Asking questions, learning to listen, getting information. Effective selling is all about establishing a dialogue. It's about knowing what your customers want, what they expect from your product and service, and what you can do to fulfill their expectations.

In a previous Sales.com article, we've outlined a proven Questioning Process. In that article, we highlight seven steps to getting the information you need to improve the relationship between you and your customers. If you haven't had a chance to read that article, please do. It explains why we believe in using a questioning process rather than using questioning techniques. It illustrates the difference between getting useful information as opposed to using a series of manipulative tricks designed to make statements sound like questions.

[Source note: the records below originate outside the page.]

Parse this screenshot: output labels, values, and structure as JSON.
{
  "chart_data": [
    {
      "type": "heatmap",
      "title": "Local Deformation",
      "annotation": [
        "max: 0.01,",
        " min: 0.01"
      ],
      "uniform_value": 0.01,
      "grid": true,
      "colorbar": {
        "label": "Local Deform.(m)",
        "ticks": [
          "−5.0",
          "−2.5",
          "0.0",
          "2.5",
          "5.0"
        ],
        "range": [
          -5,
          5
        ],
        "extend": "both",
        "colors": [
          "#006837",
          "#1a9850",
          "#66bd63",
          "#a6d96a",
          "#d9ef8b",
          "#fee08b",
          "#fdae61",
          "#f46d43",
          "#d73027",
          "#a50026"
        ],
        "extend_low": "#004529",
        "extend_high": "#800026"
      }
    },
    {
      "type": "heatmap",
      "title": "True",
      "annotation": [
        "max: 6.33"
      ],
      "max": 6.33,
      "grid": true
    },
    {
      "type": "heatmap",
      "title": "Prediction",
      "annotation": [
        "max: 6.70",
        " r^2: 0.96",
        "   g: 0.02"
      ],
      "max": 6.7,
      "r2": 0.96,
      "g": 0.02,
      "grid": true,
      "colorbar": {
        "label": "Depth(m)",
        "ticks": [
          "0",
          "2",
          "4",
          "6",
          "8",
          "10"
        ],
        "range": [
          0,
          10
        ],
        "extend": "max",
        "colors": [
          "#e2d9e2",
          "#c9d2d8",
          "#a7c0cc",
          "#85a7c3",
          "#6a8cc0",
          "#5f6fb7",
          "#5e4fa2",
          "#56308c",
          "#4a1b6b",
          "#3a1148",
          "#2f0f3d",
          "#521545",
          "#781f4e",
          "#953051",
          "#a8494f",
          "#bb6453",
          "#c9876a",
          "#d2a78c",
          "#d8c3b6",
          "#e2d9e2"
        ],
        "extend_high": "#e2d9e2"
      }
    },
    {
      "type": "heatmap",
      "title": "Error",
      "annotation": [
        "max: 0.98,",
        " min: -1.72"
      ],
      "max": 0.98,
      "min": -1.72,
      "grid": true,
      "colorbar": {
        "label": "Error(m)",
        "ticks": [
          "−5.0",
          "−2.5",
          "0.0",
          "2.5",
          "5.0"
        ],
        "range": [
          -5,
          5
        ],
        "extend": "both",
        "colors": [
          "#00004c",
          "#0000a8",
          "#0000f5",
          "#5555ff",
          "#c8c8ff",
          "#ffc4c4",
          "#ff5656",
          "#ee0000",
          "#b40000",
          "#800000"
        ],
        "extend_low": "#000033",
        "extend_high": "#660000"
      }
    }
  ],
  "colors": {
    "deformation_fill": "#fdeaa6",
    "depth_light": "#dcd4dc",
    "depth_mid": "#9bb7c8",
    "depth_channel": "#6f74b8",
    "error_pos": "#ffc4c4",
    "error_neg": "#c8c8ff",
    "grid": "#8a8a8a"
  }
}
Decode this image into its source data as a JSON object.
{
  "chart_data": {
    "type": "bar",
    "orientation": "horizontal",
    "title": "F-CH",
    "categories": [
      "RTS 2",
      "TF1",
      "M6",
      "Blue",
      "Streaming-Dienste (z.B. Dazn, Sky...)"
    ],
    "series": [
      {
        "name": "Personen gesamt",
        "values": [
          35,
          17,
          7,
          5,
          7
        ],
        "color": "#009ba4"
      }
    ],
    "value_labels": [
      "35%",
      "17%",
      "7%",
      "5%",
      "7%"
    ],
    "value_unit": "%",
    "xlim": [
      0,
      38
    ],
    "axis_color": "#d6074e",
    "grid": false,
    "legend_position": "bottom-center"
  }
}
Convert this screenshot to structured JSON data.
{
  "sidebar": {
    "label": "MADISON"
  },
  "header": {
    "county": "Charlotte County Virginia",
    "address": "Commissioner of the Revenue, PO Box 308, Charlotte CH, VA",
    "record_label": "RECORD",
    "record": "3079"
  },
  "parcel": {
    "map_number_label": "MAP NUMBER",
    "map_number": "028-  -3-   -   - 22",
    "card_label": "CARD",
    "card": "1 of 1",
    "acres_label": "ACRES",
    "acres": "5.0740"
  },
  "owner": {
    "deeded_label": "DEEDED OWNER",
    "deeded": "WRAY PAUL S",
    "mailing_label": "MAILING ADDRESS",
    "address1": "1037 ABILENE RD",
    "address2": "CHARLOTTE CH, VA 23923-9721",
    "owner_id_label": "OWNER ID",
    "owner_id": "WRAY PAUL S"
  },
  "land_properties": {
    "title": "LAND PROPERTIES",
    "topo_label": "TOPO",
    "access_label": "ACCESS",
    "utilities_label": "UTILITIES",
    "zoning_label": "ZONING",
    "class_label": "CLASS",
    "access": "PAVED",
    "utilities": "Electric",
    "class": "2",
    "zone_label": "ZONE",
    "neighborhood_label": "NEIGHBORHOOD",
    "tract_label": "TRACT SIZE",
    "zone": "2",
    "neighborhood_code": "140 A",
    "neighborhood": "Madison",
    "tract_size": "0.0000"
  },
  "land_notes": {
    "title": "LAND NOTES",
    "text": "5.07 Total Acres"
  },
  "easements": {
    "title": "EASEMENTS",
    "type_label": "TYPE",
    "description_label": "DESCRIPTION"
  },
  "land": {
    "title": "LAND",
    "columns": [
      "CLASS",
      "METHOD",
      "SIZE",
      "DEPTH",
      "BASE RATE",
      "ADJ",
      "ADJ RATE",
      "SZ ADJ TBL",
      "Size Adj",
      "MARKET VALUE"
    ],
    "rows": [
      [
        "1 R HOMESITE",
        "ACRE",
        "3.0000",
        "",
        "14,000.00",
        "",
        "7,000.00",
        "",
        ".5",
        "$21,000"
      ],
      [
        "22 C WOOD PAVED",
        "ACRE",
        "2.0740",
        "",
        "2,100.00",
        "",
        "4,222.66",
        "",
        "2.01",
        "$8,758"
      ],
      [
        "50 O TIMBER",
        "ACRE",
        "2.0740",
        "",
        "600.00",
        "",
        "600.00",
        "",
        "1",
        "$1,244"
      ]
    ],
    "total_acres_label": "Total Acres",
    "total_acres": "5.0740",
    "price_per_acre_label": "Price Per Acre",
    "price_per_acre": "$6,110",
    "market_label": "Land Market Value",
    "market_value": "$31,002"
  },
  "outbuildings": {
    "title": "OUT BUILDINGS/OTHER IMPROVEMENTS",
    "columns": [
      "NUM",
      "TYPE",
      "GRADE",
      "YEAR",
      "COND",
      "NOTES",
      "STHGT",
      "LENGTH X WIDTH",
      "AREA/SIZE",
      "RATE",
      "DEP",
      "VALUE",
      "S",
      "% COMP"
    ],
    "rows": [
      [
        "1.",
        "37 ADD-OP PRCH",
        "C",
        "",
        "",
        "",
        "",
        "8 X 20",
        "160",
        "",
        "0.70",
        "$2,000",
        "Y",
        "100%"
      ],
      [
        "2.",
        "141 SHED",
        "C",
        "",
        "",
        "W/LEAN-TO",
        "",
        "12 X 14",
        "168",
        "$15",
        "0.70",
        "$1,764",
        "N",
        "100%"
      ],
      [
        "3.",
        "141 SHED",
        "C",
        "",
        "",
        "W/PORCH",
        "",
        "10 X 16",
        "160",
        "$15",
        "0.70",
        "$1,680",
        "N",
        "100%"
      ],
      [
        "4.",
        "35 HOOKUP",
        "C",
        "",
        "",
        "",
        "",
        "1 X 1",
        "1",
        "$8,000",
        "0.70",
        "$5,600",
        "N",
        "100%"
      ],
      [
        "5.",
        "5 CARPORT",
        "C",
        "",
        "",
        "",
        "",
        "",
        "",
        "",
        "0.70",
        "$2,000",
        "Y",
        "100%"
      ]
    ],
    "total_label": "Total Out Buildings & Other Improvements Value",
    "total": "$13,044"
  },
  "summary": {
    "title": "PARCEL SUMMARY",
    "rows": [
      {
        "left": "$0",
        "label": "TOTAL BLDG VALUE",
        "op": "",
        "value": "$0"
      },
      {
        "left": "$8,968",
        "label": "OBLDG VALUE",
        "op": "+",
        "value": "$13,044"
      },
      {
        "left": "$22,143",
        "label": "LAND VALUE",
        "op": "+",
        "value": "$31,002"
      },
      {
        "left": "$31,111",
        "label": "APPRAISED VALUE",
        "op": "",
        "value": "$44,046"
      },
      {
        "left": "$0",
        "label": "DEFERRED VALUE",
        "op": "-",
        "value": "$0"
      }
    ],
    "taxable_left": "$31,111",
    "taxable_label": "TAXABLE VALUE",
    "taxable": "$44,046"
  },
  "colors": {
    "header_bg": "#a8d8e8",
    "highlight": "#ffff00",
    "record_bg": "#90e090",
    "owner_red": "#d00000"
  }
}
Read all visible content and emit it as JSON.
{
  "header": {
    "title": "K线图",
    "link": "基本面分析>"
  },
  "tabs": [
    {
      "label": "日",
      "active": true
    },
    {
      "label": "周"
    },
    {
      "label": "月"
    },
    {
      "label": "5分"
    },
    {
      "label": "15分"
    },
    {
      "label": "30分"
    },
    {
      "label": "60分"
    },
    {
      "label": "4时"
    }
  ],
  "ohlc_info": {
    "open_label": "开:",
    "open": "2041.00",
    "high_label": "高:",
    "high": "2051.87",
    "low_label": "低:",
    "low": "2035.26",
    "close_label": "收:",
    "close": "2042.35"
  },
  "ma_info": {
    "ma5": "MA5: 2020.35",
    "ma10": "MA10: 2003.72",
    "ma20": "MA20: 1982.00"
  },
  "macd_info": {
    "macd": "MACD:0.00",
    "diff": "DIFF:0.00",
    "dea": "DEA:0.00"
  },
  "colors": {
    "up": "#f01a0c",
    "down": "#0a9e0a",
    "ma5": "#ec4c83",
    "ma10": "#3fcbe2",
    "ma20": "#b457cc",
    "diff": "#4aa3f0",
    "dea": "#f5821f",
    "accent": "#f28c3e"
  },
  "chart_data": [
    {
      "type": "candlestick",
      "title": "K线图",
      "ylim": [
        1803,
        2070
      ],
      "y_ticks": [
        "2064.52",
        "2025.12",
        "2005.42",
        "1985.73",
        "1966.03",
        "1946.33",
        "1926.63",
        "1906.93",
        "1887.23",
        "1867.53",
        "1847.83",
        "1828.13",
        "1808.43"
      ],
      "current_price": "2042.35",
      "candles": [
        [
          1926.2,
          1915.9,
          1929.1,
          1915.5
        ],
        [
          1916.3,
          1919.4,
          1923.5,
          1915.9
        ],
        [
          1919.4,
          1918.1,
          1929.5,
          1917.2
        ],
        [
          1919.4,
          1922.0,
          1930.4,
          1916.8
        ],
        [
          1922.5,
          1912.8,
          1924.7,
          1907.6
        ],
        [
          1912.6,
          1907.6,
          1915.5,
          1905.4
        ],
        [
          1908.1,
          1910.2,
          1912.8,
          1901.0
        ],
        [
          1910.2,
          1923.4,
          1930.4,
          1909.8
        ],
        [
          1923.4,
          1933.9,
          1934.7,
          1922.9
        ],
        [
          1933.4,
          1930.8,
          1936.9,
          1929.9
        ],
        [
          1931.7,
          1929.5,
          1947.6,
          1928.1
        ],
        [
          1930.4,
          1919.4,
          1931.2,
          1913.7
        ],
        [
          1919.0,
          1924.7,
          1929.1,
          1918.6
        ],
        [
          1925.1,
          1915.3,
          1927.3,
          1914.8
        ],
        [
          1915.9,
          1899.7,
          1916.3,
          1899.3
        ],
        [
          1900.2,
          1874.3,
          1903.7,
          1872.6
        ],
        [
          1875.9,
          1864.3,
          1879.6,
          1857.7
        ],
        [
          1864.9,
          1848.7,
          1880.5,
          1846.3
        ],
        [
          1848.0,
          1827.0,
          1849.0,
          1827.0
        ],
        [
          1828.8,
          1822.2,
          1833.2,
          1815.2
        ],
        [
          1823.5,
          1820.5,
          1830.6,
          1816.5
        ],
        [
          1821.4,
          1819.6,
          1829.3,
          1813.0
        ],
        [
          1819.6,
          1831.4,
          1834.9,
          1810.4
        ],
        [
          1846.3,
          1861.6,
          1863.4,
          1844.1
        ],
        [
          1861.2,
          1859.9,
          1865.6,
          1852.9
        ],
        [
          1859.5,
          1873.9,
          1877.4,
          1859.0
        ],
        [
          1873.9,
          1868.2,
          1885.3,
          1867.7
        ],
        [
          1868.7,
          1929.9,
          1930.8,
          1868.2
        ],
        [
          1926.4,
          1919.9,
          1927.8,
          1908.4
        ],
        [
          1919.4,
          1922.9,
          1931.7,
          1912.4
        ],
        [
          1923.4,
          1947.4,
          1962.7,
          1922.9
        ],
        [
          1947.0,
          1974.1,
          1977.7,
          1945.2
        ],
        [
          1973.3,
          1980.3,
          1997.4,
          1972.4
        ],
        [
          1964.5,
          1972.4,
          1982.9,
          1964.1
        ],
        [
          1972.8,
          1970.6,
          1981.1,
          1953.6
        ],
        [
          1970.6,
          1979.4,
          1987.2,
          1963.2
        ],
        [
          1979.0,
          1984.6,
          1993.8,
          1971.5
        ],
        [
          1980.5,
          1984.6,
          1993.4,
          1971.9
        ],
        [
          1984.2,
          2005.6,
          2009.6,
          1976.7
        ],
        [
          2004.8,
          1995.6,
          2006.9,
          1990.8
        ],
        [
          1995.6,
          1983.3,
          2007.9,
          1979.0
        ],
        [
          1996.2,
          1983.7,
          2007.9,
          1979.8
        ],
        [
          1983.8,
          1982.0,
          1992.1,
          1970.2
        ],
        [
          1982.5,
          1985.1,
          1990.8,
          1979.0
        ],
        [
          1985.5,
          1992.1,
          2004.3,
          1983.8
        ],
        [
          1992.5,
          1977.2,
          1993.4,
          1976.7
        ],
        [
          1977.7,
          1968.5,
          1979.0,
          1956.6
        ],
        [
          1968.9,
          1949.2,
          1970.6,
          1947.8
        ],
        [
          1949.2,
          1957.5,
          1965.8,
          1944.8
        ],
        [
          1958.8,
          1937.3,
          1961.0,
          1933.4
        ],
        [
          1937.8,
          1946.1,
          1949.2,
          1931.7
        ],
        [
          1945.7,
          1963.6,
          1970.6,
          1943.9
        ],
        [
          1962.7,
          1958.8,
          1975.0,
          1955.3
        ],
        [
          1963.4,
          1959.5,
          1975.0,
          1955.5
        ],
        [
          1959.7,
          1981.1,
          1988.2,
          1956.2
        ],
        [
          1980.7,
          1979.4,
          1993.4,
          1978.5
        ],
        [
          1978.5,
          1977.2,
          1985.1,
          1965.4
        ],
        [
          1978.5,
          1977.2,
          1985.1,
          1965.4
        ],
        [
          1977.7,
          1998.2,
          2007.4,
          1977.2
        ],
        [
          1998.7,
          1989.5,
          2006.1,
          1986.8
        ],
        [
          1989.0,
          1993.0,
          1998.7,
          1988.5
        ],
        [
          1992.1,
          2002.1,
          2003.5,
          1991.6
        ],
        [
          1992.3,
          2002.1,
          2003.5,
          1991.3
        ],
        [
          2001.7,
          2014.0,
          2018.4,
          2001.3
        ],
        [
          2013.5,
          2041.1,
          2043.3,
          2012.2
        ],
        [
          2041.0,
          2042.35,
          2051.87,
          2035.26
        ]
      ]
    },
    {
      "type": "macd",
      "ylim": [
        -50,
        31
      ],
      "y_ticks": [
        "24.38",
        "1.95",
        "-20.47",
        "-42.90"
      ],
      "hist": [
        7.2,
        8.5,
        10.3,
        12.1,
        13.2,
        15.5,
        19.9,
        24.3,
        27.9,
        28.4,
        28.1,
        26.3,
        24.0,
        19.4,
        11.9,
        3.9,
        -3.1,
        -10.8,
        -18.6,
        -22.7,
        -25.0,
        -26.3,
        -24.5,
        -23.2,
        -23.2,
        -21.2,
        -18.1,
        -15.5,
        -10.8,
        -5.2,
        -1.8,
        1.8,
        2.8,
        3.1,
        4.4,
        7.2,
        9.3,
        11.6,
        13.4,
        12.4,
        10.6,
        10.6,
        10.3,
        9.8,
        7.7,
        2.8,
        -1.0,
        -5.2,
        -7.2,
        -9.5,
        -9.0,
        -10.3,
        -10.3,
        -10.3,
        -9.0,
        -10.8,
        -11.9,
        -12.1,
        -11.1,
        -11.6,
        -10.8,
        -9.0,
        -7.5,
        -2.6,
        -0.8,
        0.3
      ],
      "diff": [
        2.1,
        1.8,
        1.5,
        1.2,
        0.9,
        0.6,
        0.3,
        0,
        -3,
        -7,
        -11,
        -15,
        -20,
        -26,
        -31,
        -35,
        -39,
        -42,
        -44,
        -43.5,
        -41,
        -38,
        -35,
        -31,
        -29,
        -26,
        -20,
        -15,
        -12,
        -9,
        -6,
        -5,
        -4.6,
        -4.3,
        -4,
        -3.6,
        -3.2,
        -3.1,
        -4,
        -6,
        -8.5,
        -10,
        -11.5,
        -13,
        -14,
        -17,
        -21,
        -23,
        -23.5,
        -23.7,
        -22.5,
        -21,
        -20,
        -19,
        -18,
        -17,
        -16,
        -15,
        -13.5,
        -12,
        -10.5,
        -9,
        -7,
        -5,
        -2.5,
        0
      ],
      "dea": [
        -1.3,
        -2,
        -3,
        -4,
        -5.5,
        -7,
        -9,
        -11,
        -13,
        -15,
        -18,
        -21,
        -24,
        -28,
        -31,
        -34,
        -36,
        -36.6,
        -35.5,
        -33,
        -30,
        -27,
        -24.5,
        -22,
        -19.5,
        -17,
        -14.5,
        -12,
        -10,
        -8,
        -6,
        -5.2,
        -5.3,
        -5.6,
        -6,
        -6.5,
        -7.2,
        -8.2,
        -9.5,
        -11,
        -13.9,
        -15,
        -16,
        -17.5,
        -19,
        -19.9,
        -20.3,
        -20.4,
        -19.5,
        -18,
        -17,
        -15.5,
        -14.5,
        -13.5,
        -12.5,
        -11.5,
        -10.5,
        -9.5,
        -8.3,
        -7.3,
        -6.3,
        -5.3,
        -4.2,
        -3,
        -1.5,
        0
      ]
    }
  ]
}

Remember, an effective sales professional asks questions to help him or her better serve the customer. It's not a ploy to trick customers into a false sense of security, into thinking that you care more about them than you really do.

The first order of business on every sales call should be to seek out the information you need to better manage the call. But don't ask just any questions. We recommend that you follow three criteria in developing questions for an upcoming sales call. You can improve the quality of your calls 100 percent just by spending five minutes before each call thinking about these three points. The questions you ask must:

  • Elicit the information you need. We mean the most urgent and important facts. Obviously, not every person you contact is going to have the time, interest or knowledge to fill in every gap on your checklist—at least not in a single sales call. That's why, as you're focusing on what you need to find out, you should narrow the gaps down to a manageable five or six. Choose missing pieces of information that you can reasonably expect to get and that are urgent in terms of the way you perceive the sale to be going. By "urgent" we mean something you need to know now—something you need to know before you can move the call toward the next level of commitment.
  • Be phrased effectively. You can identify very precisely what you need to find out, but you'll still fail to get that information if you phrase your questions badly. In developing questions it's important to word them so that you don't get loaded, self–serving, or defensive answers.
  • Be presented in an appropriate sequence. What would happen in a sales call if the first question you presented to the customer was "How about signing this order?" Or if the last one was "How do you do?" No matter how appropriate your questions, and no matter how well they are phrased, you can still come up dry on the needed information if you ask the questions in the wrong order.

Using these three simple guidelines, along with our Questioning Process, will help you find a better fit between your product or service and the customer's expectations. And that will help you close more sales.